Smoked Sea Bream Mousse
My Favorite
They have a menu that features cuisine we cannot find in Italy.  Here are a few more specialties.
Tuna
















In case you are wondering this favorite restaurant is in Rovinj, and is called Barba Danilo.  I highly recommend you call for reservations before arriving.  


Your Stomach Will Be Happy In
Other Parts of Croatia, too.
Noodles and Goulash 
We have another escape to a beer hotel just across the mountains in Austria.  They make award winning beer and the food is quite different from Croatia, and quite different, of course, than Italian.   This will be another mention soon to come   Until then, ciao!  Stay cool.

Thursday, May 9, 2019

Serious About Italian Food

Celebration of Italian Cuisine
Arriving in Italy with a mind to taste the sauce, the pasta and those meatballs, you are shocked that spaghetti and meatballs is not offered in almost any menus except a few tourist catered restaurants.  From then on you will either choose to eat a lot of pizza or venture into a new tasting adventure that will make good memories when you are back home.  What to try? Here are a few suggestions.
Marinated Sardines
The menus feature what Italians call "antipasti".  These will be choices of appetizers.  There will be cold cuts of choice meats, some cheeses,  specially prepared vegetables or fish delicacies.  I promise you that these sardines won't taste like the sardines that come from a can or jar.

Bruschetta

You might find bruschetta on the menu, be assured that they will use those tasty ripe tomatoes we hardly find anymore in big grocery stores.  They will have added extra virgin olive oil and some spices on toasted bread.  You cannot beat the flavor!

Ultimate Taste!

Another specialty to try would be these shellfish that are called St. Johns.  They are cooked in an oven with butter and just a touch of spices.  This dish is more expensive but really worth it.

Cannelloni
A primi that is offered more in the south is cannelloni.  Pasta filled with mozzarella swimming in a rich tomato sauce, this is one of my favorite looked for items when we are south of Firenze.

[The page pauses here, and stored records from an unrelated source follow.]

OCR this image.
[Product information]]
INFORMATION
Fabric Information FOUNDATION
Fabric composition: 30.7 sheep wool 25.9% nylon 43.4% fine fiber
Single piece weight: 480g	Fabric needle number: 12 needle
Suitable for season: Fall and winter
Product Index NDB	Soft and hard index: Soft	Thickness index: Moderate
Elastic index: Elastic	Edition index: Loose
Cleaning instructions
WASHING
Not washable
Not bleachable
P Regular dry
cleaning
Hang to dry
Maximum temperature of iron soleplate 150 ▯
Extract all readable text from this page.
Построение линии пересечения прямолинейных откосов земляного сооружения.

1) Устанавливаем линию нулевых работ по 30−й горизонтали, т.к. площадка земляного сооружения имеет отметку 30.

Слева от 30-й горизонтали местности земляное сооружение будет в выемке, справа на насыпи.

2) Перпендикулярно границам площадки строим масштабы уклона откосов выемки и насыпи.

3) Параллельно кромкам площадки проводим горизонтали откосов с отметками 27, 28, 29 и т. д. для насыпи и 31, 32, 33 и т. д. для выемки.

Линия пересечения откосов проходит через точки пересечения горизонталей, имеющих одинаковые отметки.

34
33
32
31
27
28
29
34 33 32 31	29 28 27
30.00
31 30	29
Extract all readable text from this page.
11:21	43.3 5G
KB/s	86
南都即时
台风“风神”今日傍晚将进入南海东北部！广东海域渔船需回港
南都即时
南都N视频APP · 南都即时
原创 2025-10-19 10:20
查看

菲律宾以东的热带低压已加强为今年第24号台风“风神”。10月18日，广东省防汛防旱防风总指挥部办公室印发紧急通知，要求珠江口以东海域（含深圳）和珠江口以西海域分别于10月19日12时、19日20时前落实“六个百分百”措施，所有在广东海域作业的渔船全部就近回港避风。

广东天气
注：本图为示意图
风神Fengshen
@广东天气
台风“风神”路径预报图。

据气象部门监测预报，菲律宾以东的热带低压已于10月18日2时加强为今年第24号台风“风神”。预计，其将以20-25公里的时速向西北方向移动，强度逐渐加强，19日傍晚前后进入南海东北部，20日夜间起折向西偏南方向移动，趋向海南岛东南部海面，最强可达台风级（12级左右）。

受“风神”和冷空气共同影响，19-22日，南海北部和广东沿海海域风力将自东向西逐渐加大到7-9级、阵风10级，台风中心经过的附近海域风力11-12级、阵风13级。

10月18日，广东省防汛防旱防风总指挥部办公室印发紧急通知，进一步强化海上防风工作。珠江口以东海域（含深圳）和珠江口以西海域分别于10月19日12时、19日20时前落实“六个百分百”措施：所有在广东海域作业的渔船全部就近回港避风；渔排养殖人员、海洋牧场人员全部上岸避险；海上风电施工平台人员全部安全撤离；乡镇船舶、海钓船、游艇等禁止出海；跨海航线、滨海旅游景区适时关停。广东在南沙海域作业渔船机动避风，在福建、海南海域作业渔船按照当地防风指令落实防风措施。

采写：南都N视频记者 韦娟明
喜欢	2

My Spaghetti With More Sauce
Bigoli With White Sauce
In the north, particularly in the
Veneto area (Venice), you will see featured on a menu a pasta called bigoli.  This is a larger type of spaghetti.  If you like pasta I recommend you try this as restaurants that have bigoli usually make their own.   Nothing beats fresh pasta and the Italians present it with less sauce than foreigners are used to.   Don't worry it is not  impolite to ask the waiter to add more sauce before bringing it to the table.

Musso With Gnocchi
In some restaurants in the Veneto you will find musso, donkey, with a red sauce.  Cooked long for a better flavor, it is known as a comfort food.  On a cold and rainy evening, it works for me.   In the volcanic hills outside  Padova you can find this dish with gnocchi, potato dumplings made by hand.  Paired with a red wine from this area famous for the volcanic soil wine production... PERFETTO!

Lastly, you may not find any vegetables on the menu, and if you wish, you can ask for contorni (side dishes).  The restaurant may have cooked seasonal vegetables, such as asparagus, spinach, zucchini or roasted potatoes.  The locals know to ask, don't be ashamed to inquire when ordering.

Ciao!
I hope that you can visit Italy and enjoy some of these tastes.  Wishing you a sunny day.  Buona Giornata!